Montevideo, Uruguay.
Cuando la suma no construye
Ayer quedó inaugurada la muestra individual de Natalia Brignoni en 310 Arte Estudio ubicada en Ciudad Vieja.
Bajo el título “Tramar”, la artista despliega una propuesta que oscila entre dos registros: pintura abstracta de atmósferas envolventes y una serie de dibujos a tinta —los llamados “garabatums”— ejecutados con rapidez y automatismo.
Con ese recorrido, Tramar se presenta como una instancia de consolidación. Pero ahí aparece el problema.
La convivencia entre ambos lenguajes no logra consolidarse como una experiencia unificada. La curaduría de Cecilia Tello D’Elía, respetuosa de la intención de la artista, opta por sostener esa dualidad sin intervenir lo suficiente. El resultado es una muestra que no termina de tomar forma, donde las obras coexisten pero no dialogan.
Y ahí se pierde todo.
Brignoni trabaja mejor cuando construye situaciones, no cuando exhibe fragmentos. Lo demostró con claridad en su instalación en el EAC: aquel baño lúgubre, atravesado por una cortina que invitaba a ser corrida, generaba tensión, curiosidad y participación. Era una obra que atrapaba al espectador y lo hacía parte.
Aquí, esa misma cortina —reconvertida en pintura— pierde potencia.

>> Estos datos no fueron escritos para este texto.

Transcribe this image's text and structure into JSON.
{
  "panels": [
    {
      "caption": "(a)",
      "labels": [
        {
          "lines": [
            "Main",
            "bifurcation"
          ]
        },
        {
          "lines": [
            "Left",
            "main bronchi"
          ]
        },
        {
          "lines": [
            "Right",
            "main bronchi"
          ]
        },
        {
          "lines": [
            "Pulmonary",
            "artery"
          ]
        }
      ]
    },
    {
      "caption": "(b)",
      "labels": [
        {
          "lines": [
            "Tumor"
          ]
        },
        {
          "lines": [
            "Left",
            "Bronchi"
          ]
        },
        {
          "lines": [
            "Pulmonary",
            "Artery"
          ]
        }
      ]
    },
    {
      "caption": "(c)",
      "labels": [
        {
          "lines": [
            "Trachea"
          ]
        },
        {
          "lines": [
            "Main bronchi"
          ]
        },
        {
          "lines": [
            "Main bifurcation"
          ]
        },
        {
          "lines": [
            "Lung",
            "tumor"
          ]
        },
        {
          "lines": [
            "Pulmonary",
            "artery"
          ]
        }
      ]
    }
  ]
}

Fuera del dispositivo instalativo, se vuelve imagen. Y como imagen, no alcanza.
Su abstracción sugiere espacios para ser habitados más que observados. Sus “garabatums”, en cambio, funcionan como descargas inmediatas, registros del gesto antes que de la forma. Ambos universos podrían potenciarse. Pero en sala, se anulan.
Falta decisión
Una hipótesis simple —y más eficaz— habría sido usar la cortina como umbral real para esconder detrás de ella los dibujos, obligando al espectador a descubrirlos. Activar el cuerpo. Generar recorrido. Construir sentido.
En cambio, la sala queda estática.
Hay buenas ideas. Hay trayectoria. Hay lenguaje. Pero no hay síntesis.
Y en arte contemporáneo, acumular no es construir.
A veces, el verdadero gesto curatorial no es sumar obra, sino saber qué dejar afuera.
Brignoni (Montevideo, 1973) es artista visual y licenciada en Diseño Gráfico por la Universidad ORT. Su práctica se centra en la exploración de la memoria, la subjetividad y las emociones, traducidas en pintura, dibujo, collage e instalación. Se formó con Ana Salcovsky, Guillermo Fernández, Hugo Alíes y Federico Brandt, y ha sostenido además una línea de investigación autodidacta constante.
En los últimos años su trabajo ha ganado visibilidad: fue seleccionada en el 61.º Premio Nacional de Artes Visuales Clever Lara (2024) y participó en la exposición en el EAC (2025), además de integrar la III Bienal de Colonia (2022). A esto se suma su presencia en circuitos como BADA y diversas exposiciones individuales recientes (Significar, Imperfecta Armonía, Retazos de uno). También desarrolla una línea activa de mentoría acompañando procesos creativos de otros artistas.